Objetos trocam mensagens
Mais uma vez, devido a uma outra troca de e-mails, vi um outro assunto super legal que gostaria de dividir com vocês. A um certo tempo atrás, no blog do Calcado, li um artigo sobre o fato de objetos não serem atributos + funções. Neste artigo, o Calcado, mostra que os objetos ao invés de possuírem atributos e funções, eles na verdade possuem estados e comportamentos. Reproduzindo um trecho do artigo :
Objetos não possuem propriedades + funções, eles possuemestado + comportamento. Você provavelmente vai usar atributos (i.e. variáveis de instancia) e funções (de instancia também) para implementar isso mas é um detalhe de implementação, não algo que deva ser exposto [sic]

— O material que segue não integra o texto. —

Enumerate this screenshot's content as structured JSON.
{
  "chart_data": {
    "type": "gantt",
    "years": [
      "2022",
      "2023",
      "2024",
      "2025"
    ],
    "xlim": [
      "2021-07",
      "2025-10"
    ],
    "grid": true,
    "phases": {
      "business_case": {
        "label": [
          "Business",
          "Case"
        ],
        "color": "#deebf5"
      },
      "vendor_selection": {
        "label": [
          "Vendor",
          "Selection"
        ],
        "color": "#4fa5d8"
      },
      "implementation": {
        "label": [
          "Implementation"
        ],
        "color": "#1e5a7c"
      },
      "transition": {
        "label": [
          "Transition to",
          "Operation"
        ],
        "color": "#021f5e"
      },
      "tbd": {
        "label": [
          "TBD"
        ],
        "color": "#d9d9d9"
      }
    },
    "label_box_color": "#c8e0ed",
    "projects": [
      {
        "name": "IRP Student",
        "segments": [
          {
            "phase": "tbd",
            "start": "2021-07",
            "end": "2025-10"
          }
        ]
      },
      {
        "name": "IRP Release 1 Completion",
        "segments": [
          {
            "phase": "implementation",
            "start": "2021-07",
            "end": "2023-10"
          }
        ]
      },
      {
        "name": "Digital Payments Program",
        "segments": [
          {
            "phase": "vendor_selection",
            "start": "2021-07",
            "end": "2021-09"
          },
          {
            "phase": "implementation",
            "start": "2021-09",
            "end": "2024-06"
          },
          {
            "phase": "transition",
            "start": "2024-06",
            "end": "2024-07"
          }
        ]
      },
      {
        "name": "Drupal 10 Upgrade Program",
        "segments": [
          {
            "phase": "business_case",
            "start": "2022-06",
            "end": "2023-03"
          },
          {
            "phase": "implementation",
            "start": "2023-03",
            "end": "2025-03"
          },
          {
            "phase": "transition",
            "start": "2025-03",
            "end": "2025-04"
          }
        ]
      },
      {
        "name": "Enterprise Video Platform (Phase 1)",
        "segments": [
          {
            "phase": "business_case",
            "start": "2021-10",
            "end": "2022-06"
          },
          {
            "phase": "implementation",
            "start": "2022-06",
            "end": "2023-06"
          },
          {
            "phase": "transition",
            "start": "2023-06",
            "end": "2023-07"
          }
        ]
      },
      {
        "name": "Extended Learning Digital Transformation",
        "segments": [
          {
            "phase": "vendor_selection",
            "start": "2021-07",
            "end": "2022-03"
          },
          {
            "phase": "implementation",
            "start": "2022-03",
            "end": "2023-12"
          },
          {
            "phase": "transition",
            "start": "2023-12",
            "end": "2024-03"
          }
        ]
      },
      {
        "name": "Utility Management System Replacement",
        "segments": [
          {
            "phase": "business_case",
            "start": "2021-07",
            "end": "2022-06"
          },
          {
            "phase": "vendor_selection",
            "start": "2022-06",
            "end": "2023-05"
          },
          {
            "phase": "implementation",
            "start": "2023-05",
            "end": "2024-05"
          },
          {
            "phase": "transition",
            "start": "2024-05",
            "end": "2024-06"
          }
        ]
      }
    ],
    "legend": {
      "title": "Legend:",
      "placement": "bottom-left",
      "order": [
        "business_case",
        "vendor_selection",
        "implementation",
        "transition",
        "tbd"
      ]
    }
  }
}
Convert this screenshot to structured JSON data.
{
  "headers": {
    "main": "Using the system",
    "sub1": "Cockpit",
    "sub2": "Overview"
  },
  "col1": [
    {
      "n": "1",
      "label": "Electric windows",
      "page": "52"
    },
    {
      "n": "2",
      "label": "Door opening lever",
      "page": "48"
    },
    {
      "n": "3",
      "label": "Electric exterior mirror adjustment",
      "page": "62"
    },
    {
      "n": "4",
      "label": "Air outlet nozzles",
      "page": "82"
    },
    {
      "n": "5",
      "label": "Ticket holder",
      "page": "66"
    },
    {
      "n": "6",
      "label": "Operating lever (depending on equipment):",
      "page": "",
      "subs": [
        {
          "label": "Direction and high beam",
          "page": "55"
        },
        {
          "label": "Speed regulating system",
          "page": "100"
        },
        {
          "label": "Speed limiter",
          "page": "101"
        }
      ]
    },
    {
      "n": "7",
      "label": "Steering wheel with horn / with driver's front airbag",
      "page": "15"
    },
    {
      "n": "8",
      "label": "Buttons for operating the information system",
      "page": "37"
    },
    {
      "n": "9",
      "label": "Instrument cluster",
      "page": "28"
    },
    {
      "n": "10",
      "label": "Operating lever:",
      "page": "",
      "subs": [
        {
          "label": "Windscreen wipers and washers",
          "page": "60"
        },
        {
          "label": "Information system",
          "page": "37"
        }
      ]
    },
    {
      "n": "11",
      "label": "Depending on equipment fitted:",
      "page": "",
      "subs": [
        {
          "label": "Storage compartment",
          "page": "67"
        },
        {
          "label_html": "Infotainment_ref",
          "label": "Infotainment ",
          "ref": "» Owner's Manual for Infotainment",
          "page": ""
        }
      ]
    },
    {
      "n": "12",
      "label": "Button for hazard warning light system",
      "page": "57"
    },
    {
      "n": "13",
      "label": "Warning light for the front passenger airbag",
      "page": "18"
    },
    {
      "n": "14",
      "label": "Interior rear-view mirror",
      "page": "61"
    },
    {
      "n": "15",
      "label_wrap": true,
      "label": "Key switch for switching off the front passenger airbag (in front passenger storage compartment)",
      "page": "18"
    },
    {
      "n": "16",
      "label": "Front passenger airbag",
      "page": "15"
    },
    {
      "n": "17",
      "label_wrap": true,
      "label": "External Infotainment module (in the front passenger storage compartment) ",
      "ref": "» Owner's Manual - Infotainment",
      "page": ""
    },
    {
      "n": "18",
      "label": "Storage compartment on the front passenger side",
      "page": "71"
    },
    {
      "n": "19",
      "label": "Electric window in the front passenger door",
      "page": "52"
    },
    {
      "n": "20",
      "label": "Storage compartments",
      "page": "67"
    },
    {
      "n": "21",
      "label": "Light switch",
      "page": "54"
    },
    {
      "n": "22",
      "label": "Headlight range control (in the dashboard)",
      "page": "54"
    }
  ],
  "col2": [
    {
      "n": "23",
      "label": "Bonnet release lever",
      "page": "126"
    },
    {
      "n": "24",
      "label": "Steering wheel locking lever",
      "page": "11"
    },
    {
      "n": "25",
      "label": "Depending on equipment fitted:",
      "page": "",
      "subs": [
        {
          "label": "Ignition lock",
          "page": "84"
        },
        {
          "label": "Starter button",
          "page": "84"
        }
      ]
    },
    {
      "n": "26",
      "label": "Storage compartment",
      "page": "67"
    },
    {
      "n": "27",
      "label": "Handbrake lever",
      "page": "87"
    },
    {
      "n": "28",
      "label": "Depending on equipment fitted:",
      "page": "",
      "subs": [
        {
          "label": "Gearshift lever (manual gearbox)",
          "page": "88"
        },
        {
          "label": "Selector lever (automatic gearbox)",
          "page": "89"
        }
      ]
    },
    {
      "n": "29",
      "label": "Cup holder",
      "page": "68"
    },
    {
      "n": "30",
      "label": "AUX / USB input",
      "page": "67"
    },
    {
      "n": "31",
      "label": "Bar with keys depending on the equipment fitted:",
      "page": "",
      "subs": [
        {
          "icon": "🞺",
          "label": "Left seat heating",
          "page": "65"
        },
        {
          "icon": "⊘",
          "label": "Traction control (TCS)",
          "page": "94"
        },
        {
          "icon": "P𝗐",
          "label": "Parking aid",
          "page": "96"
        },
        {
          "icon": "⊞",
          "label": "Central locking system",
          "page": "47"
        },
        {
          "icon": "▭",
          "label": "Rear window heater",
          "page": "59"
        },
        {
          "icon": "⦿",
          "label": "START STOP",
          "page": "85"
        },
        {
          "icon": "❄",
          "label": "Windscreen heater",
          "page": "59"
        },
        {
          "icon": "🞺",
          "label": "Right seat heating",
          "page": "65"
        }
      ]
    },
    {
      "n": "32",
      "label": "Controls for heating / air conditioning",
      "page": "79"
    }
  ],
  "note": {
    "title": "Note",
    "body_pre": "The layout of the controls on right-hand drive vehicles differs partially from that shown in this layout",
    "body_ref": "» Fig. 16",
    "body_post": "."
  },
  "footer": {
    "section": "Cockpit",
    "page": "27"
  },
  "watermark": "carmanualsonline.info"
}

Uma outra coisa que penso é que além disso que ele comentou, uma outra dificuldade que vejo no pessoal que está “montando” a arquitetura de sistemas, é definir como será a interação entre objetos. Quem nunca ficou horas pensando onde colocar determinado método – “o método calcular preço é da loja ou do produto?“; nome do método, se deveria expor dados por get e set, etc . Essa dúvidas vem da nossa visão equivocada da troca de dados entre objetos.
Se considerarmos que objetos não possuem métodos ou funções( função me parece tão modular e não OO) e sim “portas de entradas”. Essas portas são como caixas de correio por onde enviamos e/ou recebemos mensagens com pedidos ou informações. Para ficar mais fácil de entender, imaginemos a situação de uma grande rede de lojas. Esse grande rede possui diversas lojas, que possuem diversos produtos e clientes. De cara, podemos dizer que temos 3 entidades : Cliente, Produto e Loja.
Agora a pergunta: como você implementaria a lógica de obter preço – o cliente vai na loja, pega um produto e quer saber o preço. Tenho certeza que alguns diriam que colocariam um método getPreco na classe de produto. Outros fariam um PrecoControlador que pegaria o custo do produto e faria a operação de cálculo pegando a margem de lucro da loja, custo da loja e por seguiria…. Outros inventariam a classe preço que diante a loja e produto se calcularia…. De novo fazendo assim ainda estamos pensando em objetos como conjunto de funções e atributos e esquecendo da troca de mensagens.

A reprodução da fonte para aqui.